Danıştay, 'Sağlık için çok önemli bir kanundur' diyor. Ancak sonra 'Kahvehane sahiplerinin ticari kaygıları, insanların sağlığından daha önemlidir' vurgusu yapıyor. Yüksek Mahkeme olarak bir karar vermişlerdir, saygı duyarız; ama Türk milletinin yüzde 95'inden fazlasının kabul ettiği bir kanun, Türk milleti adına 'bozulsun' diye Yüksek Mahkeme'ye götürülmemeliydi. Kaldı ki, kahvehaneye gidenlerin de yaklaşık % 80'i kanunu olumlu buluyor.
Yasağın kapsamı konusunda gelen itirazlarda hiç haklılık payı yok mu?
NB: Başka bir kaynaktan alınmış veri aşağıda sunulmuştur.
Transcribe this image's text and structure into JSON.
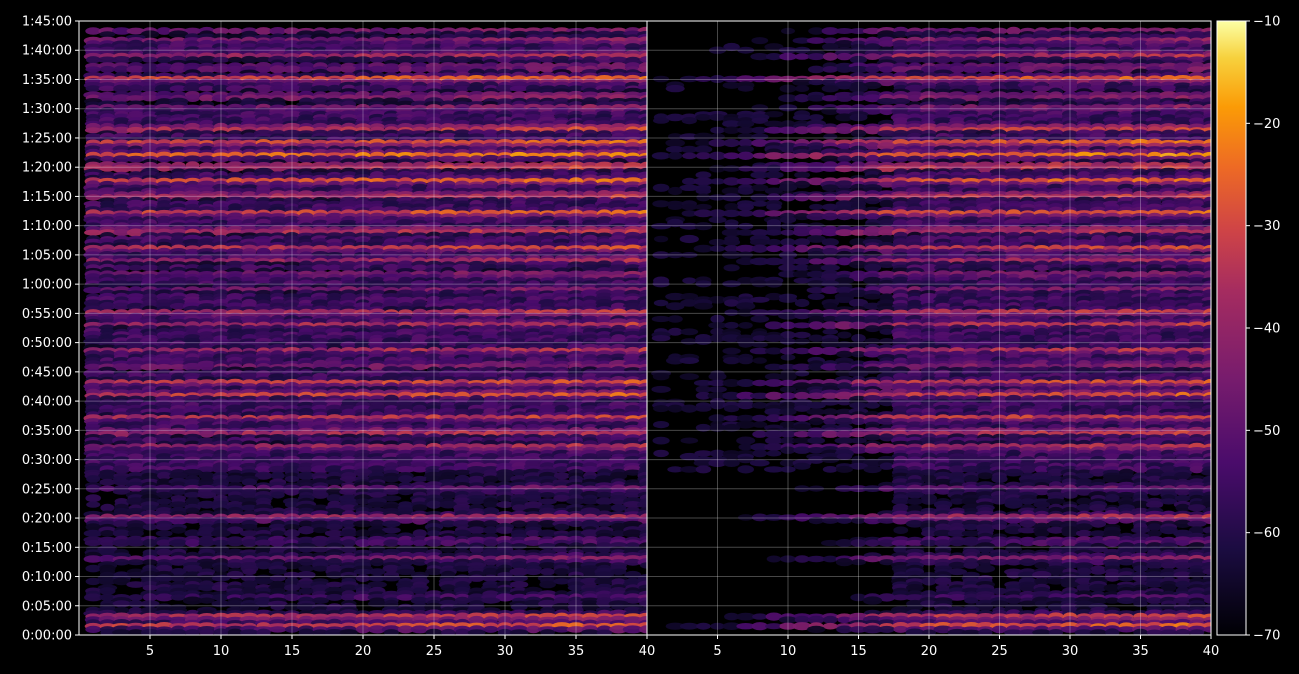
{
  "chart_data": {
    "type": "heatmap",
    "colormap": "inferno",
    "background": "#000000",
    "grid": true,
    "y_axis": {
      "min_seconds": 0,
      "max_seconds": 6300,
      "ticks": [
        "0:00:00",
        "0:05:00",
        "0:10:00",
        "0:15:00",
        "0:20:00",
        "0:25:00",
        "0:30:00",
        "0:35:00",
        "0:40:00",
        "0:45:00",
        "0:50:00",
        "0:55:00",
        "1:00:00",
        "1:05:00",
        "1:10:00",
        "1:15:00",
        "1:20:00",
        "1:25:00",
        "1:30:00",
        "1:35:00",
        "1:40:00",
        "1:45:00"
      ]
    },
    "panels": [
      {
        "x_range": [
          1,
          40
        ],
        "x_ticks": [
          "5",
          "10",
          "15",
          "20",
          "25",
          "30",
          "35",
          "40"
        ],
        "muted_low_x": false
      },
      {
        "x_range": [
          1,
          40
        ],
        "x_ticks": [
          "5",
          "10",
          "15",
          "20",
          "25",
          "30",
          "35",
          "40"
        ],
        "muted_low_x": true
      }
    ],
    "colorbar": {
      "min": -70,
      "max": -10,
      "ticks": [
        "−70",
        "−60",
        "−50",
        "−40",
        "−30",
        "−20",
        "−10"
      ]
    },
    "bands": [
      {
        "time": "0:01:30",
        "level": -30
      },
      {
        "time": "0:03:00",
        "level": -28
      },
      {
        "time": "0:06:30",
        "level": -55
      },
      {
        "time": "0:13:00",
        "level": -45
      },
      {
        "time": "0:16:00",
        "level": -50
      },
      {
        "time": "0:20:00",
        "level": -35
      },
      {
        "time": "0:25:00",
        "level": -50
      },
      {
        "time": "0:32:00",
        "level": -33
      },
      {
        "time": "0:34:30",
        "level": -30
      },
      {
        "time": "0:37:00",
        "level": -30
      },
      {
        "time": "0:41:00",
        "level": -26
      },
      {
        "time": "0:43:00",
        "level": -28
      },
      {
        "time": "0:46:00",
        "level": -40
      },
      {
        "time": "0:48:30",
        "level": -35
      },
      {
        "time": "0:53:00",
        "level": -35
      },
      {
        "time": "0:55:00",
        "level": -30
      },
      {
        "time": "0:59:00",
        "level": -45
      },
      {
        "time": "1:01:30",
        "level": -40
      },
      {
        "time": "1:04:00",
        "level": -35
      },
      {
        "time": "1:06:00",
        "level": -30
      },
      {
        "time": "1:09:00",
        "level": -28
      },
      {
        "time": "1:12:00",
        "level": -25
      },
      {
        "time": "1:15:00",
        "level": -28
      },
      {
        "time": "1:17:30",
        "level": -25
      },
      {
        "time": "1:20:00",
        "level": -24
      },
      {
        "time": "1:22:00",
        "level": -22
      },
      {
        "time": "1:24:00",
        "level": -22
      },
      {
        "time": "1:26:30",
        "level": -26
      },
      {
        "time": "1:30:00",
        "level": -40
      },
      {
        "time": "1:32:00",
        "level": -38
      },
      {
        "time": "1:35:00",
        "level": -25
      },
      {
        "time": "1:37:00",
        "level": -42
      },
      {
        "time": "1:39:00",
        "level": -35
      },
      {
        "time": "1:41:30",
        "level": -40
      },
      {
        "time": "1:43:30",
        "level": -40
      }
    ]
  }
}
Kahvehane sektörünü Türkiye'de bazı gruplar ayaklandırmışlar. 'Mahvolduk, öldük, bittik' diyorlar. Oysa, kahvehane sayısında bir azalma yok, aksine artış var. Üstelik ikram sektörünün karlılığına ve vergi oranlarına baktığımız zaman, Maliye'nin resmi verilerine göre % 6 civarında bir büyüme var. Danıştay, bu oranları göz önüne almamış. 'Kahvehaneye giden her insan sigara içiyor' anlamına da gelmez. Danıştay kararının gerekçesinde beni hayrete düşüren bir başka detay daha var. Diyor ki; 'Ülkemizde 400-500 yıldır kahvehane kültürü vardır, burada çay kahve içilir, beraberinde tütün tüketilir' yanlış. Kahvehane değil, kıraathane kültürü var. Biz buraların kıraathane haline gelmesini, insanların okuyup, dinlenmesini istiyoruz.
MAHKEMEYE MESAJ
Son sözü artık Anayasa Mahkemesi söyleyecek. Danıştay'ın tespitleri yönünde karar çıkar ve yasa delinirse ne yapacaksınız?
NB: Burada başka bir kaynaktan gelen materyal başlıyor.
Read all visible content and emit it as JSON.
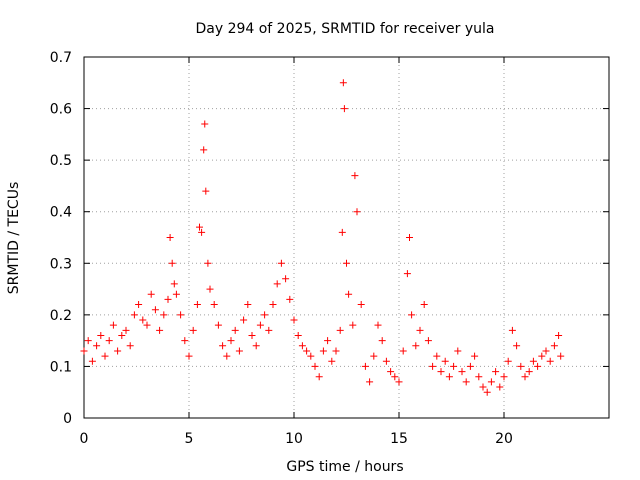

Ben, Anayasa Mahkemesi'nin, sağlığı ön planda tutarak konuyu değerlendireceğini düşünüyorum. Bir gedik açılarak kanun uygulanmaz hale getirilir. Bunu da isteyen Türk milleti değil, sigara lobileri.
GÜRÜLTÜYE 'SAYGI' KRİTERİ
Kamuoyu son dönemde bir başka tartışmalı konuyu da konuşuyor; o da 'gürültü yasağı'. Müzikte '23.59' kuralına yoğun itiraz var. Bu konuya nasıl bakıyorsunuz?
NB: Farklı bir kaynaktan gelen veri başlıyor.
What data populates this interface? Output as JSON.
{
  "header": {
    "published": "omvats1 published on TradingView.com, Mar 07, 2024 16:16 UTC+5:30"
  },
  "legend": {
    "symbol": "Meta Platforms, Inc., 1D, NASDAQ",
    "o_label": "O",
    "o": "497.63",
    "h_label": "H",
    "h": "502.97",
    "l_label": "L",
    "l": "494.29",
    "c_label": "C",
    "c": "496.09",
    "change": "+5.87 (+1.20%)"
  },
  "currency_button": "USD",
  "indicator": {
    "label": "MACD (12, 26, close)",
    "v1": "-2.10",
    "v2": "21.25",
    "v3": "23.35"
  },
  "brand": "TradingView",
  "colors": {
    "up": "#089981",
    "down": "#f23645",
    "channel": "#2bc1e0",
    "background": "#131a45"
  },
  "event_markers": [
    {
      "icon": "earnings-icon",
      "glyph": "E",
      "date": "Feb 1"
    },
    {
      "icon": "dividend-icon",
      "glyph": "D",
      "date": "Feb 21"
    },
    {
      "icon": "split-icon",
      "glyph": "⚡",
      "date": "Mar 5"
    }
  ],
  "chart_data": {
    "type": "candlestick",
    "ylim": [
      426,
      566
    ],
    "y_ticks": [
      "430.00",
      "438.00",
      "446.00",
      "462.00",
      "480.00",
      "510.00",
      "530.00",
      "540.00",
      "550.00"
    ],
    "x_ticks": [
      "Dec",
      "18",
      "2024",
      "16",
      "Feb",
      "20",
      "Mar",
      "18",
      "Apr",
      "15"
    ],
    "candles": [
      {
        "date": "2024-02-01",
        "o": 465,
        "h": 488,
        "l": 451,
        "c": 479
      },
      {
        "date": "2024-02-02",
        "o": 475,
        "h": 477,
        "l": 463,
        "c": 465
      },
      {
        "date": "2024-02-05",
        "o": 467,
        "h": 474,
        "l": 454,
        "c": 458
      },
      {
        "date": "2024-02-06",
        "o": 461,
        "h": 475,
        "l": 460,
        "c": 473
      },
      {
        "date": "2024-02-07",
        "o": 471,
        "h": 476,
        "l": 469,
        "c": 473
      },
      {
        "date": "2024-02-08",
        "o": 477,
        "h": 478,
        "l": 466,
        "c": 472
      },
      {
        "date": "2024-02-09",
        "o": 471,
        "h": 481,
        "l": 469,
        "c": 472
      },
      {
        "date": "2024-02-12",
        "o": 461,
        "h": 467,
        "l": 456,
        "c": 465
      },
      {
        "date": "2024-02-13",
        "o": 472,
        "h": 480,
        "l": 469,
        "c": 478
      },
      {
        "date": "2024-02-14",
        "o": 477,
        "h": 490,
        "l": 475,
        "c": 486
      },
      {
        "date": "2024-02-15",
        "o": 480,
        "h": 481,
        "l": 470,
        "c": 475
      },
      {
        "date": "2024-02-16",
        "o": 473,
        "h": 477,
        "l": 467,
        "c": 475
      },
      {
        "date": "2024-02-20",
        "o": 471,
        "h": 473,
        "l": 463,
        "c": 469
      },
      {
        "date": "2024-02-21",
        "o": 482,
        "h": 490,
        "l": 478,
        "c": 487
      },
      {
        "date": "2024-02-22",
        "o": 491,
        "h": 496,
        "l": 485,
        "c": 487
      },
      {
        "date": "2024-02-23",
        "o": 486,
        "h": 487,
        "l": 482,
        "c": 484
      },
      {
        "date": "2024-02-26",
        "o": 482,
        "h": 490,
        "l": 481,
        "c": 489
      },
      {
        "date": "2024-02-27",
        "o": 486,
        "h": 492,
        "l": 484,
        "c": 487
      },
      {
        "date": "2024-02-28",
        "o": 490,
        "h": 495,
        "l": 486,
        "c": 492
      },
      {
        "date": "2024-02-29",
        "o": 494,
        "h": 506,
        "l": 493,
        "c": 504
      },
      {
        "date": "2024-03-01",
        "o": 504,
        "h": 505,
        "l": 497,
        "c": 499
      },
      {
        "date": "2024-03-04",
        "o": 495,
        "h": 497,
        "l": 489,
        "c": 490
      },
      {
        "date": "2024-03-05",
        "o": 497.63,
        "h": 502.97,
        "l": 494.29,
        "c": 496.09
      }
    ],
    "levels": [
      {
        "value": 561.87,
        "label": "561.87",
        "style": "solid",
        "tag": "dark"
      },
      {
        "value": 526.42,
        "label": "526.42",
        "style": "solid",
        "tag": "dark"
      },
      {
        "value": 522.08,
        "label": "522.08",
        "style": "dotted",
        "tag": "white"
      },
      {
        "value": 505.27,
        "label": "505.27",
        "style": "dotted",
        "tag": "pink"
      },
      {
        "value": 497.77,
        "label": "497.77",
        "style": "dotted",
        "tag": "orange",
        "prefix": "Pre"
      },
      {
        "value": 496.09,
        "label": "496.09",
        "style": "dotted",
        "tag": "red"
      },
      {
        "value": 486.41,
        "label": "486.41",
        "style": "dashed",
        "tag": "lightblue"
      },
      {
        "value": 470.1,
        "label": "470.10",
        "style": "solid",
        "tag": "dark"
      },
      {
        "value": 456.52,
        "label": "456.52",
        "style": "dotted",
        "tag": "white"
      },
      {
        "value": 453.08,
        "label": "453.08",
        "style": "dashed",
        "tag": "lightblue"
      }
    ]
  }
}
Belli saatler içinde gürültü desibelini düşürmenin insani açıdan gereklilik olduğunu düşünüyorum. Ancak, bunun ne zaman, hangi desibelde, nerede olması gerektiğini iyi planlamak lazım. Yasaktan ziyade, başkasına saygı duyma esası gündeme getirilmeli.
GERİLİM BEYİNLERDE
Son siyasi tartışmalarla toplumda gerilimin arttığı konuşuluyor. Sizce toplumun tansiyonu yüksek mi?
Toplumda hiçbir zaman gerilim olmadı; gerilim bazı kişilerin kendi beyinlerinde var. İnsanlar, gerilim görmek isterlerse, her şeyi 'gerilim var' gibi görüyorlar. 12 Eylül öncesi günleri bilen biri toplumsal stresi de gayet iyi bilirim. Öyle olumsuz bir tablo Allah'a şükür yok. Sadece, Doğu ve Güneydoğu'da askerlerimizin şehit olması hepimizi üzüyor.
Referandum süreci ülkede bir gerilim yaratabilir mi?
Zannetmiyorum. Hakimiyetin kayıtsız şartsız milletin olduğuna inanan bizler, milletin sağduyusuna başvuracağız.
Niye gerilim olsun?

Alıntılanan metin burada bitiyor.